I say all of this because in my heart I believe that when you are "healing" from the death of a loved one, you will always have some type of scar. The word "scar" sounds so negative. People use it like "Oh Jimmy got in an accident, but he is ok. He is really scarred up, but he is going to be ok." People just make it sound very pitiful.

Scars are awesome!! Badass even. Scars show that "hey, this happened to me, but I got through it and now I have even tougher skin". Your skin grows back together. It "heals". It is not the same as it once was, because it got beat up a little, or a lot.

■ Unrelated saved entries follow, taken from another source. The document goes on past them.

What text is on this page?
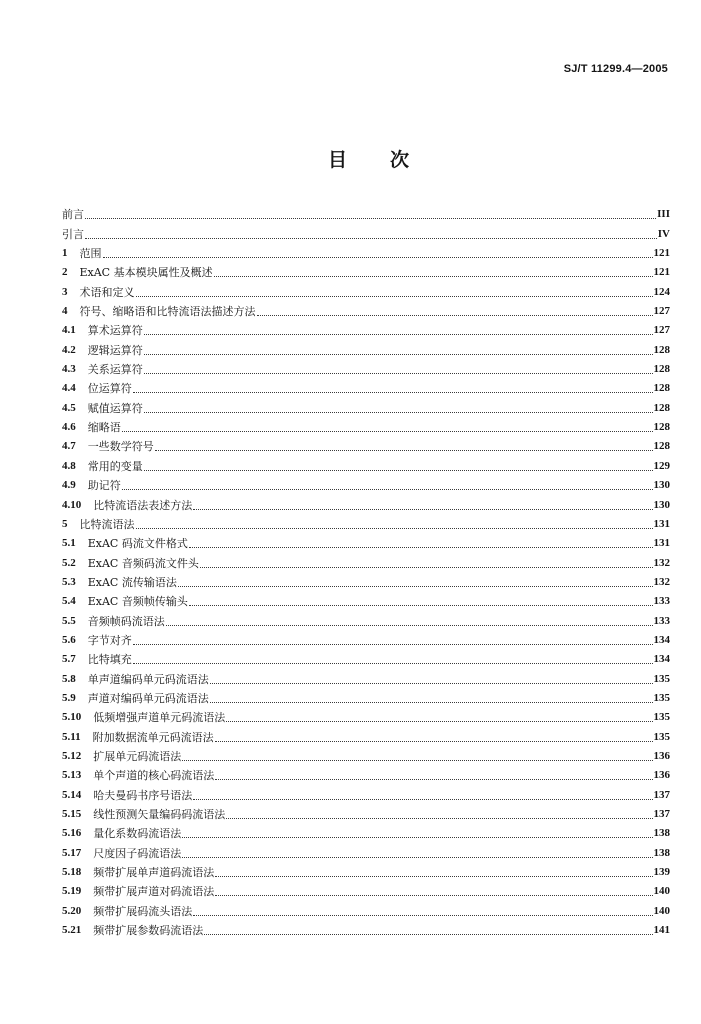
SJ/T 11299.4—2005
目　次
前言	III
引言	IV
1 范围	121
2 ExAC 基本模块属性及概述	121
3 术语和定义	124
4 符号、缩略语和比特流语法描述方法	127
4.1 算术运算符	127
4.2 逻辑运算符	128
4.3 关系运算符	128
4.4 位运算符	128
4.5 赋值运算符	128
4.6 缩略语	128
4.7 一些数学符号	128
4.8 常用的变量	129
4.9 助记符	130
4.10 比特流语法表述方法	130
5 比特流语法	131
5.1 ExAC 码流文件格式	131
5.2 ExAC 音频码流文件头	132
5.3 ExAC 流传输语法	132
5.4 ExAC 音频帧传输头	133
5.5 音频帧码流语法	133
5.6 字节对齐	134
5.7 比特填充	134
5.8 单声道编码单元码流语法	135
5.9 声道对编码单元码流语法	135
5.10 低频增强声道单元码流语法	135
5.11 附加数据流单元码流语法	135
5.12 扩展单元码流语法	136
5.13 单个声道的核心码流语法	136
5.14 哈夫曼码书序号语法	137
5.15 线性预测矢量编码码流语法	137
5.16 量化系数码流语法	138
5.17 尺度因子码流语法	138
5.18 频带扩展单声道码流语法	139
5.19 频带扩展声道对码流语法	140
5.20 频带扩展码流头语法	140
5.21 频带扩展参数码流语法	141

This is life after losing someone you love. You feel, well, you feel like dog shit. All. The. Time. For a while at least. Can I say that? This is my blog, so I'm saying that. It's true. It's not pretty, and it's not fun. And sometimes you feel like an outcast because people treat you as such. Not because they are mean, but because they don't know how to deal with the pain you've been handed either, so they just freak out and act like you're plague stricken. They either pity you to the point of annoyance, they ignore you, or they ignore the fact that this hideous thing has destroyed your life and they just move on like nothing ever happened.


Blessed are the folks who just sit and LISTEN! The ones who acknowledge that you are overcoming A DEATH, and just let you feel human. (Which you still are, by the way.)


This year is 15 years since she's been gone. It's hard to even type that. FIFTEEN Years?? That's the majority of my life without her. Healing has been one of the most painful processes. Do you know how hard it is to walk into a church full of families, alone? Do you know how hard it is to see or hear someone talking smack about or TO their mom, and not going absolutely crazy on them?


The truth is, you have to choose when you want to start healing. Give yourself time to grieve. Actually grieve. And then move forward. Moving forward doesn't for a second mean that you forget. You'll never forget. It means that you continue to live your life. But you have to choose to do that.


I was listening to Rachel Hollis' podcast RISE the other day and she said something I liked. Now this is not an exact quote... but something like "You've always had the ability to do (fill in the blank), you just need the fire to get yourself going." You have the ability to continue your life, you just have to muster up the courage to actually do it. And guess what? You can take as much time as you need. BUT. You DO have to continue your life.


Isn't that true with a lot? We finally "muster up the courage" to do things? Somehow after you lose someone you love, it seems even harder to do the normal, everyday things. Even the things that that person was never involved in.


Years ago on "Dancing With The Stars" judge Carrie Ann Inaba said " The best way to pay tribute to someone who passes on is to go on and live a full and complete life." Isn't that the truth though? Like would they want the rest of your life to be trash just because they aren't there? NO. If it is a parent that you lost, that's an even bigger NO. You are their greatest legacy. Please don't destroy that by living in a ball of depression for the rest of your life. Live life as wildly as you possibly can. See all the world and love all the people.

Make them proud that they raised you.